La noche del 20 de septiembre de 1985, una réplica de 7.3° Richter asomó de nueva cuenta a la capital mexicana. En ese momento nos encontrábamos cenando, a la luz de las velas, cuando sentimos un mareo repentino, y oímos inmediatamente el agua de la pileta cómo pegaba fuerte en las paredes de cemento. Todo mundo corrió hacia afuera, al patio. Sin embargo, al momento de salir por la puerta, nos percatamos que las velas seguían encendidas. Entramos de nueva cuenta a la cocina y las apagamos.
Era mucho el miedo que sentía en ese momento. El ruido de las puertas, crujiendo, el agua produciendo un sonido muy semejante al olear del océano, el viento soplando con fuerza, haciendo sonar las ramas de los árboles, y mi abuelita, con esa tradición que se tenía en aquel entonces, de orar en voz alta, hacían que se le imprimiera a uno, el sentimiento de pánico más profundo.
Las noticias durante esos días eran buenas y malas. Varios compañeros y amigos de la familia no habían logrado salvarse. Otros más sí. Muchas personas se unieron a los grupos de rescate, voluntariamente, sin otro propósito que ayudar a los menos afortunados. Hubo donaciones de sangre, víveres, ropa, calzado, medicinas. La solidaridad era una palabra que se respiraba y se sentía a flor de piel. No importaba si eras rico o pobre, lo primordial era colaborar con lo que pudieras.

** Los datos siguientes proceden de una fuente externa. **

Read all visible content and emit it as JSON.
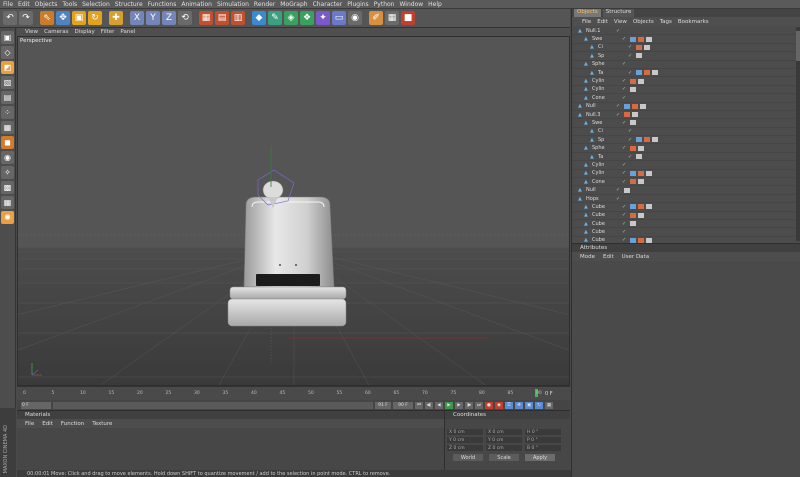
{
  "menu": [
    "File",
    "Edit",
    "Objects",
    "Tools",
    "Selection",
    "Structure",
    "Functions",
    "Animation",
    "Simulation",
    "Render",
    "MoGraph",
    "Character",
    "Plugins",
    "Python",
    "Window",
    "Help"
  ],
  "viewport": {
    "menu": [
      "View",
      "Cameras",
      "Display",
      "Filter",
      "Panel"
    ],
    "label": "Perspective"
  },
  "timeline": {
    "ticks": [
      "0",
      "5",
      "10",
      "15",
      "20",
      "25",
      "30",
      "35",
      "40",
      "45",
      "50",
      "55",
      "60",
      "65",
      "70",
      "75",
      "80",
      "85",
      "90"
    ],
    "current_frame": "0 F",
    "start_field": "0 F",
    "end_field": "90 F",
    "range_end": "91 F"
  },
  "materials": {
    "title": "Materials",
    "menu": [
      "File",
      "Edit",
      "Function",
      "Texture"
    ]
  },
  "coordinates": {
    "title": "Coordinates",
    "rows": [
      {
        "a": "X  0 cm",
        "b": "X  0 cm",
        "c": "H  0 °"
      },
      {
        "a": "Y  0 cm",
        "b": "Y  0 cm",
        "c": "P  0 °"
      },
      {
        "a": "Z  0 cm",
        "b": "Z  0 cm",
        "c": "B  0 °"
      }
    ],
    "mode1": "World",
    "mode2": "Scale",
    "apply": "Apply"
  },
  "right": {
    "tabs": [
      "Objects",
      "Structure"
    ],
    "menu": [
      "File",
      "Edit",
      "View",
      "Objects",
      "Tags",
      "Bookmarks"
    ],
    "objects": [
      "Null.1",
      "Swe",
      "Ci",
      "Sp",
      "Sphe",
      "Ta",
      "Cylin",
      "Cylin",
      "Cone",
      "Null",
      "Null.3",
      "Swe",
      "Ci",
      "Sp",
      "Sphe",
      "Ta",
      "Cylin",
      "Cylin",
      "Cone",
      "Null",
      "Hops",
      "Cube",
      "Cube",
      "Cube",
      "Cube",
      "Cube",
      "Cube"
    ],
    "attributes": {
      "title": "Attributes",
      "menu": [
        "Mode",
        "Edit",
        "User Data"
      ]
    }
  },
  "status": "00:00:01   Move: Click and drag to move elements. Hold down SHIFT to quantize movement / add to the selection in point mode. CTRL to remove.",
  "brand": "MAXON CINEMA 4D"
}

Tuvimos la oportunidad de ir en varias ocasiones al Centro Histórico, al Hospital La Raza. Durrante ese trayecto, vimos las ruinas de la ciudad, así como los trabajos de las personas que intentaban rescatar a quienes se encontraban ahí atrapadas. Días después, los hombres dieron paso a las máquinas para desalojar los escombros. Ya no había más que hacer.
Recuerdo sin embargo, que una noche estábamos viendo la TV y empezaron a transmitir un rescate. Era el de los bebés del Hospital Juárez. Se sentia mucha emoción, se transmitía alegría y esperanza. Algo que le hacía falta sentir a la Ciudad.

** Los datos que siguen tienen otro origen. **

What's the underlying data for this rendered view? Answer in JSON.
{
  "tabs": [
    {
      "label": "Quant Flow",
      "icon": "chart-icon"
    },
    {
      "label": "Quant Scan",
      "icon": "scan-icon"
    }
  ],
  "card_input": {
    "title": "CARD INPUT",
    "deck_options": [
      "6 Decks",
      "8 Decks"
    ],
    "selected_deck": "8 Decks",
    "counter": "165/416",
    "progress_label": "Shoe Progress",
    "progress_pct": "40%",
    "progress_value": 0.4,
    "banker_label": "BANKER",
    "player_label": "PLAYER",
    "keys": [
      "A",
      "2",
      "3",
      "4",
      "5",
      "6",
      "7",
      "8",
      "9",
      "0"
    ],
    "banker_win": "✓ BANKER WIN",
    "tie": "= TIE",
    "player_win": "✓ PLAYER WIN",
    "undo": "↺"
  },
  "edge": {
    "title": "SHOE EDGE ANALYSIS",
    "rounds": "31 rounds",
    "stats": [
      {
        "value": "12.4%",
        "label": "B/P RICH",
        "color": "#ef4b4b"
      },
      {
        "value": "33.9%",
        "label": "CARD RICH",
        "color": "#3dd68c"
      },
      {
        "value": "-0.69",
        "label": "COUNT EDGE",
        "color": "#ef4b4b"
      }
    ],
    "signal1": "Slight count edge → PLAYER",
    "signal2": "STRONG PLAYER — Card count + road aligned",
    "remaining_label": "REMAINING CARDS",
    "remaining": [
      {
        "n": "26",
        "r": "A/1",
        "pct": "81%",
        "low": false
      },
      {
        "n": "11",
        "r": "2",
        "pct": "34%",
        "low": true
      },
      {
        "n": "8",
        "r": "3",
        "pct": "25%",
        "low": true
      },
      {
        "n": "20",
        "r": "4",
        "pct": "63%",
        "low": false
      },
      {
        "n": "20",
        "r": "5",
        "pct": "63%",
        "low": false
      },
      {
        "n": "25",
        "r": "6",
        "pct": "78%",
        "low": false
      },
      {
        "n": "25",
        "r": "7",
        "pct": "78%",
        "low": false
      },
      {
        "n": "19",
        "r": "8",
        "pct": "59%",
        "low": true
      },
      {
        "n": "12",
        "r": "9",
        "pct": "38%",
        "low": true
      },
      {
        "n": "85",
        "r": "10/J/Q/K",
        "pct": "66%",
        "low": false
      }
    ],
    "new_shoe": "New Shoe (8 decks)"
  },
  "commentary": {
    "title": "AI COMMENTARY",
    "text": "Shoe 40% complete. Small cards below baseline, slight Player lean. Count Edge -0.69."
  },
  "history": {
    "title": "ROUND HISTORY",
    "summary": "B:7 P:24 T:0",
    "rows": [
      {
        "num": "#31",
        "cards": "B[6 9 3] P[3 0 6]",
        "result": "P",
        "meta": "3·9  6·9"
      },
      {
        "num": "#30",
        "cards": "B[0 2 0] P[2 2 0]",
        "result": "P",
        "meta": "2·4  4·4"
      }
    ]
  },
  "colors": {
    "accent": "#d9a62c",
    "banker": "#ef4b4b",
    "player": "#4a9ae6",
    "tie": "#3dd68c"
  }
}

Al final de la tragedia, los números reflejan cifra frías. Estos son los datos oficiales: 6 mil y 7 mil muertos, 5 mil heridos y 40 mil damnificados; mil 381 edificios resultaron dañados, de los cuales 757 sufrieron colapso total. Fueron afectados 123 inmuebles públicos, mil 294 escuelas, 49 hospitales, 105 teatros y cines, mil 133 edificios particulares, once centros deportivos y 112 mercados, en una tragedia que se concentró en cuatro delegaciones en las que habitaban alrededor de 6 millones de personas.
Sin embargo, todos sabemos que los daños y pérdidas, tanto humanas como materiales fueron mucho más.
En la siguiente liga se encuentra una nota que amplía con mayor profundidad los datos sobre los terremotos del 19 y 20 de septiembre de 1985: http://noticias.vanguardia.com.mx/showdetail.cfm/484415/Miedo-y-llanto;-en-1985-un-sismo-devast%C3%B3-la-ciudad-de-M%C3%A9xico-/index.html
En memoria de aquellos que desde ese día ya no están con nosotros.